4. Fage 2% (with optional-but-recommended honey drizzle)
This is most peoples’ gateway Greek yogurt. It was the first to be sold in massive tubs at Costco, which was before the turn of the decade, so we’re all somewhat endebted to them. And Fage’s yogurt totally holds up against its imitators. It’s absurdly thick and creamy, it’s never grainy, and it has just enough (a gateway amount) of sourness.
3. Wallaby Organic 2%
Wallaby will punch (do wallabies punch or kick?) you right in the face with a near-offensive amount of yogurt funk, and you’re happy to receive it. It’s not quite as thick as Fage, and you have to give it a good stir before taking a bite (which adds to its overall realness) but the combination of sour, sweet, creamy, fatty, and any other positive yogurt adjective that exists makes Wallaby a serious contender. It’s the Greek-yogurtiest of all the Greek yogurts.
2. Noosa Raspberry
Ok, ok, ok, so Noosa isn’t actually Greek—it’s an Australian unstrained yogurt, which means it has less protein and more fat and other bad things. HOWEVER (all-caps to show importance) the nutrition specs on Noosa are similar enough to the more sugary Greek yogurts, and the price and packaging definitely put it into this new high-end yogurt market. Also, people go completely apeshit for this stuff—it’s even inspired more apeshitness than any Greek variety we’ve seen—so, in essence, the court of public opinion made the decision to include it, not us. Now that the guilt has been washed from our hand—this is the absolute gold standard of fruit-on-the-bottom yogurts. Unbelievably creamy, the fruit isn’t some sickly sweet goo, and they spell it “yoghurt” which makes us feel like we’re in a Tolkein novel.
1. Smari Vanilla
Normally, adjectives like “unbelievably” are meant to be hyperbolic. Smari Icelandic (same concept as Greek) yogurt is, literally, unbelievably creamy. I don’t buy it. Someone’s lying here—there’s no way this custardy cup of pure unadulterated delight has 16 grams of protein and only 140 calories. It’s like a more silken snack pack with a ton of actual vanilla bean and live bacterial cultures. There’s a slight aftertaste that might be confused with vomit (bear with us here) but, somehow, it only makes the sweet, fragrant vanilla beans taste sweeter and more fragrant. It is the absolute perfect storm of yogurt.

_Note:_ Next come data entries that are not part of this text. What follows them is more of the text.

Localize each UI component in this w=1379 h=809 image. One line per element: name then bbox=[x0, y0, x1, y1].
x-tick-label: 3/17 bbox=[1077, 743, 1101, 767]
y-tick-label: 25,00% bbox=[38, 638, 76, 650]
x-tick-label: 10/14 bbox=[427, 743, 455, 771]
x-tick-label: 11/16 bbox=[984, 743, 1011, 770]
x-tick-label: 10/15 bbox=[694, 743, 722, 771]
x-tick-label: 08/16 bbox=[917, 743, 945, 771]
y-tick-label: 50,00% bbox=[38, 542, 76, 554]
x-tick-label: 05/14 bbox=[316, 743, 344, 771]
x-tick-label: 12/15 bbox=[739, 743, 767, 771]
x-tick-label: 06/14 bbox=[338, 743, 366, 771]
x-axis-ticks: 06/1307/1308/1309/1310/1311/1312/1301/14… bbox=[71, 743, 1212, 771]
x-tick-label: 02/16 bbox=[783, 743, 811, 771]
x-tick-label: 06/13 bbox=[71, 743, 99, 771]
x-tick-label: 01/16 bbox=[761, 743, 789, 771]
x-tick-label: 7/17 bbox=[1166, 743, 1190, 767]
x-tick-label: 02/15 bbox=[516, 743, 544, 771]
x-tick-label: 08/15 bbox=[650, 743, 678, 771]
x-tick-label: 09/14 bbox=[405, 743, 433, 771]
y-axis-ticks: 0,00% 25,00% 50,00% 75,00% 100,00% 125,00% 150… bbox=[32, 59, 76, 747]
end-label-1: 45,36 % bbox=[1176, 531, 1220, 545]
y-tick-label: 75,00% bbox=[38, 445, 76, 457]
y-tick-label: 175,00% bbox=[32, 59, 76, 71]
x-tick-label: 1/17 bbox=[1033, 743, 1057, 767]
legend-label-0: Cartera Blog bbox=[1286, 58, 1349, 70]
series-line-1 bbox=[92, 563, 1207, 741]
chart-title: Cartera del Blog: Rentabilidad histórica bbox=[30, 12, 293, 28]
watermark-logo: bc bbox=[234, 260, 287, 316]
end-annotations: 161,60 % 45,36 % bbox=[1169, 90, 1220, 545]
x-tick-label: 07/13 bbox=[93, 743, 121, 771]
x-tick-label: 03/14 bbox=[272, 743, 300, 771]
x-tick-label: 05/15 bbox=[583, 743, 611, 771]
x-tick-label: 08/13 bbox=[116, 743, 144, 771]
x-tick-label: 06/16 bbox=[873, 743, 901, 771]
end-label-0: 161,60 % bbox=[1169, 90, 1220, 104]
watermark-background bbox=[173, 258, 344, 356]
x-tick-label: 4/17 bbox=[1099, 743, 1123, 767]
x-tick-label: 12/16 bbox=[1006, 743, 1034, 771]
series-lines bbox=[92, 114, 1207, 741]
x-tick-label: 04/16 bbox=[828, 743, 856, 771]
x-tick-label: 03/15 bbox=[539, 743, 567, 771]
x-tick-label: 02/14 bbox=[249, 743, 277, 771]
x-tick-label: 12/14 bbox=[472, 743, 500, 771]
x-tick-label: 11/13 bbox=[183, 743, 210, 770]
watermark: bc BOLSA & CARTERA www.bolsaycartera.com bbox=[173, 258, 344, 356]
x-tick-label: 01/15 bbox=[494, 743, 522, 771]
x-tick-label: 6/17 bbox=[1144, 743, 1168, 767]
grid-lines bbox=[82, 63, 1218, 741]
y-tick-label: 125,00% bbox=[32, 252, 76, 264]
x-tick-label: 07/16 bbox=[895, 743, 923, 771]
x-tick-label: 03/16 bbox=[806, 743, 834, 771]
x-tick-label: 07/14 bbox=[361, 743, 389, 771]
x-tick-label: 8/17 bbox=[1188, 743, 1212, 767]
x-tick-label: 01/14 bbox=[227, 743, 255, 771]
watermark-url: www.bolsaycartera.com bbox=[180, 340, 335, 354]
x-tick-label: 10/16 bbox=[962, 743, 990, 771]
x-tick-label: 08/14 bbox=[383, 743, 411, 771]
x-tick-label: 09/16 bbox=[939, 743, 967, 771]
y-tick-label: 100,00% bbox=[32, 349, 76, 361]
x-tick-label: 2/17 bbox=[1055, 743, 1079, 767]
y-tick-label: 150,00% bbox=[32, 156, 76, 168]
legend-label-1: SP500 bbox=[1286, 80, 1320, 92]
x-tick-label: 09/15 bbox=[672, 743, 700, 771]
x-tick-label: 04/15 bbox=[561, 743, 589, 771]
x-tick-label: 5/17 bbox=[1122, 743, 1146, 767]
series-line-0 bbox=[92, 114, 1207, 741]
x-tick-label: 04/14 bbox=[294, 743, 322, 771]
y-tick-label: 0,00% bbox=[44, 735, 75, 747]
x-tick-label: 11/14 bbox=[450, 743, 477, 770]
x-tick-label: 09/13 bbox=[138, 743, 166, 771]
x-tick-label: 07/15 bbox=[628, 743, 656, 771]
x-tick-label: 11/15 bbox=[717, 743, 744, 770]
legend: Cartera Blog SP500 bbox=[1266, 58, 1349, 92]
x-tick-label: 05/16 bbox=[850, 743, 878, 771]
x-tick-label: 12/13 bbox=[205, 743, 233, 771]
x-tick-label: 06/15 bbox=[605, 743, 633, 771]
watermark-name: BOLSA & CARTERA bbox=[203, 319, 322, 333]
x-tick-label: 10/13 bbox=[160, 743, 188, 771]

HONORABLE MENTION THAT WAS DISQUALIFIED BASED ON UNEXPECTED REGIONAL DIFFERENCES
White Mountain Bulgarian Yogurt
Since Bulgaria borders Greece, we assumed that they would have a similar style of yogurt. We were wrong, and we made some unfair generalizations along the way. This White Mountain yogurt was really liquidy, more like a kefir than anything, but it was absolutely delicious. It was smooth, and velvety, and had a ‘gurt punch that makes Wallaby look like Oikos (you only get that reference if you read the whole post).
PLUCKY UNDERDOG THAT WE ULTIMATELY FELL IN LOVE WITH
Kroger Spiced Apricot Butternut Squash on Manager’s Special for $0.69 (nice!)Maybe it’s just because our expectations were so low, but my god, what an impressive underdog performance. The butternut squash was a dead ringer for any solid can of pumpkin pie filling, and the cinnamon in the spiced apricots really rounded out the ensemble. It somehow even made the Krogurt less grainy.